Fimaa Fiaip Logo“La Commissione Europea, ad oggi, non ha ravvisato alcun rischio di aggravamento della procedura di infrazione (n.2018/2175) contro l’Italia a seguito dell’approvazione della Legge Europea 2019-2020”. La Fimaa (Federazione italiana mediatori agenti d’affari) ha risposto così all’allarme lanciato dalla Fiaip (Federazione italiana agenti immobiliari professionali) sul presunto contrasto tra la disciplina italiana e quella dell’Unione europea in merito all’incompatibilità tra le figure di agente immobiliare e di collaboratore di mediatore creditizio.
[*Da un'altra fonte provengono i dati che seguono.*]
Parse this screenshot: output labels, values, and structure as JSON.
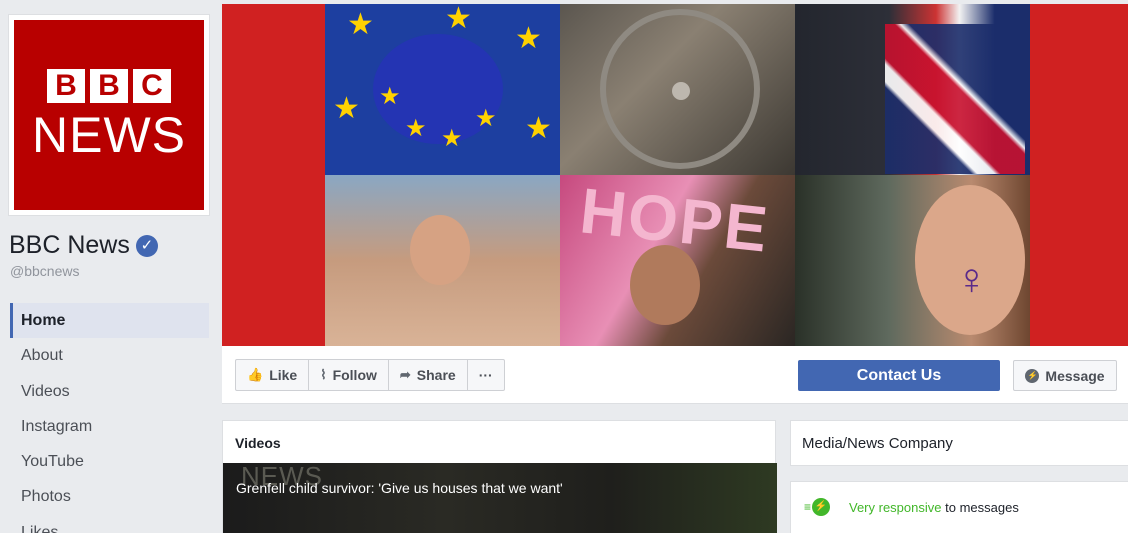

Il Parlamento europeo ha rivolto alla Commissione europea un’interrogazione sulla scorta della richiesta presentata lo scorso 7 marzo 2022 dagli eurodeputati Massimiliano Salini (PPE), Aldo Patriciello (PPE), Fulvio Martusciello (PPE), Salvatore De Meo, (PPE), Isabella Adinolfi (PPE), Lucia Vuolo (PPE), Luisa Regimenti (PPE), Antonio Tajani (PPE), Herbert Dorfmann (PPE). L’interrogazione chiedeva alla Commissione di “valutare eventuali profili di contrasto con la normativa Europea e quali misure intendesse adottare in relazione alla recente entrata in vigore in Italia dell’art.4, comma 2, della L. 238/2021 che, contrariamente alle raccomandazioni Europee, ha ampliato i casi di incompatibilità assoluta e generale dell’agente immobiliare, introducendo l’incompatibilità con la mediazione del credito, limitando, in tal modo, ulteriormente la possibilità di creare agenzie immobiliari multidisciplinari”.

Come temevamo, la Commissione Europea, da oltre quattro mesi, sta analizzando i profili di contrasto della legge Italiana con il diritto comunitario, prospettando il rischio concreto di aggravamento della procedura d’infrazione con conseguenti pesanti sanzioni a nostro carico che, in un momento così delicato e critico a livello economico e sociale, è l’ultima cosa di cui il nostro Paese ha bisogno – ha dichiarato Gian Battista Baccarini, presidente della Fiaip -. Confidiamo che il legislatore intervenga al più presto normativamente nel ripristinare la compatibilità tra le due attività in totale allineamento con le raccomandazioni Europee orientate ad agevolare il modello dell’agenzia immobiliare multidisciplinare affinché sia consentito all’intermediario di erogare più servizi professionali a beneficio del mercato e a soddisfacimento e tutela delle moderne esigenze della collettività”.

Diversa è la visione della Fimaa, secondo la quale, nella risposta dell’8 aprile all’interrogazione parlamentare del 7 marzo, la Commissione europea si sarebbe limitata a sottolineare che “ove ritenga che le nuove norme relative ai mediatori immobiliari siano incompatibili con il diritto dell’UE, può decidere di passare alla fase successiva della procedura di infrazione”.